それはさておき以上のことから、大いなる意志はやはり黄金律により忌みを排出し、後に残ったものをこそ欲したのだと考えます。黄金律を構成する「回帰(意味の引力)」と「因果(意味間の引力)」、それら「意味」を以て「忌み」を祓う、これこそが黄金律に課せられた機能と目的であり、黄金樹とはそれを為すための巨大な「ろ過装置」なのだと、ここに提唱いたします。
- オルドビスの大剣
- 坩堝の騎士の筆頭とされる二名の一方 騎士オルドビスの大剣
- 原初の黄金は、より生命に近く 故に赤みを帯びていたという
赤みを帯びた黄金と言うと山吹色か金茶色あたりが当てはまるでしょうか。金色に赤、ではなく黒みを混ぜるとそんな色になるようですが、その黒色が「忌み」に相当するかもしれません。
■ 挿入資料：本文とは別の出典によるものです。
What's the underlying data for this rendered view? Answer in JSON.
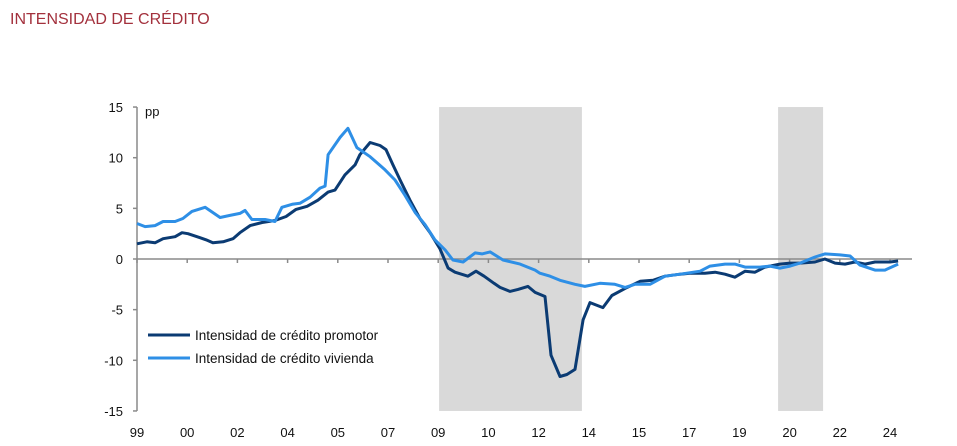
{
  "title": "INTENSIDAD DE CRÉDITO",
  "chart_data": {
    "type": "line",
    "title": "INTENSIDAD DE CRÉDITO",
    "ylabel": "pp",
    "xlabel": "",
    "ylim": [
      -15,
      15
    ],
    "yticks": [
      15,
      10,
      5,
      0,
      -5,
      -10,
      -15
    ],
    "xlim": [
      1999,
      2024.5
    ],
    "xtick_labels": [
      "99",
      "00",
      "02",
      "04",
      "05",
      "07",
      "09",
      "10",
      "12",
      "14",
      "15",
      "17",
      "19",
      "20",
      "22",
      "24"
    ],
    "shaded_periods": [
      [
        2009.07,
        2013.83
      ],
      [
        2020.37,
        2021.87
      ]
    ],
    "legend_position": "bottom-left",
    "series": [
      {
        "name": "Intensidad de crédito promotor",
        "color": "#0b3b73",
        "x": [
          1999.0,
          1999.33,
          1999.6,
          1999.87,
          2000.27,
          2000.5,
          2000.7,
          2001.1,
          2001.3,
          2001.53,
          2001.87,
          2002.2,
          2002.43,
          2002.77,
          2003.17,
          2003.6,
          2003.97,
          2004.3,
          2004.67,
          2005.03,
          2005.37,
          2005.6,
          2005.93,
          2006.27,
          2006.43,
          2006.77,
          2007.1,
          2007.3,
          2007.53,
          2007.77,
          2008.1,
          2008.43,
          2008.77,
          2009.1,
          2009.37,
          2009.6,
          2010.03,
          2010.3,
          2010.57,
          2010.9,
          2011.1,
          2011.43,
          2011.7,
          2012.03,
          2012.27,
          2012.6,
          2012.8,
          2013.1,
          2013.33,
          2013.6,
          2013.87,
          2014.1,
          2014.53,
          2014.83,
          2015.27,
          2015.77,
          2016.2,
          2016.6,
          2017.1,
          2017.43,
          2017.93,
          2018.27,
          2018.6,
          2018.93,
          2019.27,
          2019.6,
          2019.93,
          2020.43,
          2020.77,
          2021.1,
          2021.6,
          2021.93,
          2022.27,
          2022.6,
          2022.93,
          2023.27,
          2023.6,
          2024.1,
          2024.37
        ],
        "y": [
          1.5,
          1.7,
          1.6,
          2.0,
          2.2,
          2.6,
          2.5,
          2.1,
          1.9,
          1.6,
          1.7,
          2.0,
          2.6,
          3.3,
          3.6,
          3.8,
          4.2,
          4.9,
          5.2,
          5.8,
          6.6,
          6.8,
          8.3,
          9.3,
          10.3,
          11.5,
          11.2,
          10.8,
          9.3,
          7.8,
          5.8,
          4.0,
          2.6,
          1.0,
          -0.9,
          -1.3,
          -1.7,
          -1.2,
          -1.7,
          -2.4,
          -2.8,
          -3.2,
          -3.0,
          -2.7,
          -3.3,
          -3.7,
          -9.5,
          -11.6,
          -11.4,
          -10.9,
          -6.0,
          -4.3,
          -4.8,
          -3.6,
          -2.9,
          -2.2,
          -2.1,
          -1.7,
          -1.5,
          -1.4,
          -1.4,
          -1.3,
          -1.5,
          -1.8,
          -1.2,
          -1.3,
          -0.8,
          -0.5,
          -0.4,
          -0.4,
          -0.3,
          0.0,
          -0.4,
          -0.5,
          -0.3,
          -0.5,
          -0.3,
          -0.3,
          -0.2
        ]
      },
      {
        "name": "Intensidad de crédito vivienda",
        "color": "#2e8fe6",
        "x": [
          1999,
          1999.27,
          1999.6,
          1999.87,
          2000.27,
          2000.53,
          2000.83,
          2001.27,
          2001.77,
          2002.1,
          2002.43,
          2002.6,
          2002.83,
          2003.27,
          2003.6,
          2003.83,
          2004.17,
          2004.43,
          2004.77,
          2005.1,
          2005.27,
          2005.37,
          2005.77,
          2006.03,
          2006.33,
          2006.77,
          2007.27,
          2007.6,
          2007.93,
          2008.27,
          2008.6,
          2008.93,
          2009.27,
          2009.53,
          2009.87,
          2010.27,
          2010.5,
          2010.77,
          2011.2,
          2011.77,
          2012.27,
          2012.43,
          2012.77,
          2013.1,
          2013.6,
          2013.93,
          2014.43,
          2014.93,
          2015.27,
          2015.6,
          2016.1,
          2016.6,
          2017.1,
          2017.77,
          2018.1,
          2018.6,
          2018.93,
          2019.27,
          2019.77,
          2020.1,
          2020.43,
          2020.77,
          2021.1,
          2021.6,
          2021.93,
          2022.43,
          2022.77,
          2023.1,
          2023.6,
          2023.93,
          2024.37
        ],
        "y": [
          3.5,
          3.2,
          3.3,
          3.7,
          3.7,
          4.0,
          4.7,
          5.1,
          4.1,
          4.3,
          4.5,
          4.8,
          3.9,
          3.9,
          3.7,
          5.1,
          5.4,
          5.5,
          6.1,
          7.0,
          7.2,
          10.3,
          12.0,
          12.9,
          11.0,
          10.1,
          8.8,
          7.8,
          6.3,
          4.6,
          3.4,
          1.9,
          0.9,
          -0.1,
          -0.3,
          0.6,
          0.5,
          0.7,
          -0.1,
          -0.5,
          -1.1,
          -1.4,
          -1.7,
          -2.1,
          -2.5,
          -2.7,
          -2.4,
          -2.5,
          -2.8,
          -2.5,
          -2.5,
          -1.7,
          -1.5,
          -1.2,
          -0.7,
          -0.5,
          -0.5,
          -0.8,
          -0.8,
          -0.7,
          -0.9,
          -0.7,
          -0.4,
          0.2,
          0.5,
          0.4,
          0.3,
          -0.6,
          -1.1,
          -1.1,
          -0.5
        ]
      }
    ]
  }
}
黄金律とは「ろ過」システム。回帰と因果を繰り返し、原初の生命からは少しずつ忌みという不純物が抜けていく。そして生命は純粋で穢れなき黄金へと至る。言い換えてエルデンリングとは、ある種の錬金術のようなものだった……そんな仮説は如何でしょう。
そんなわけで「純粋な黄金」などという概念を持ち出しましたが、いや、だからそれでどうしたいの? という疑問には結局答えられていません。何も考えていないわけでもないですが、まあ現状こんなのを思いついたのでどうですかね、くらいのボールを放り投げておきます。
そしてここで話を畳むつもりなのですが、最後に一つ今気になっていることも書いておきます。現実でも植物は水分中の病原菌等をろ過する機能を備えているようですが、それを期待しての黄金樹であったとして、しかし対処しきれないものがありました。外なる神の干渉です。その一つである朱い腐敗に対し黄金律が無力であったことから、ミケラはそれを捨てたと言います。
- ラダゴンの光輪
- 父ラダゴンの、幼きミケラへの返礼
- しかし、幼きミケラは原理主義を捨てた
- それが、マレニアの宿痾に無力だったから
- 無垢なる黄金、そのはじまりである
ミケラの聖樹、そこは混種やしろがね人たちの居場所と成り得るように見受けます。黄金律が「忌み」を弾き出す為に在るなら、無垢なる黄金とは、弾き出された「忌み」をこそ受け入れる器たるべく在りました。ミケラの刃は、故にその器の主を待ち続けていました。しかしその帰還が叶うことは、終には。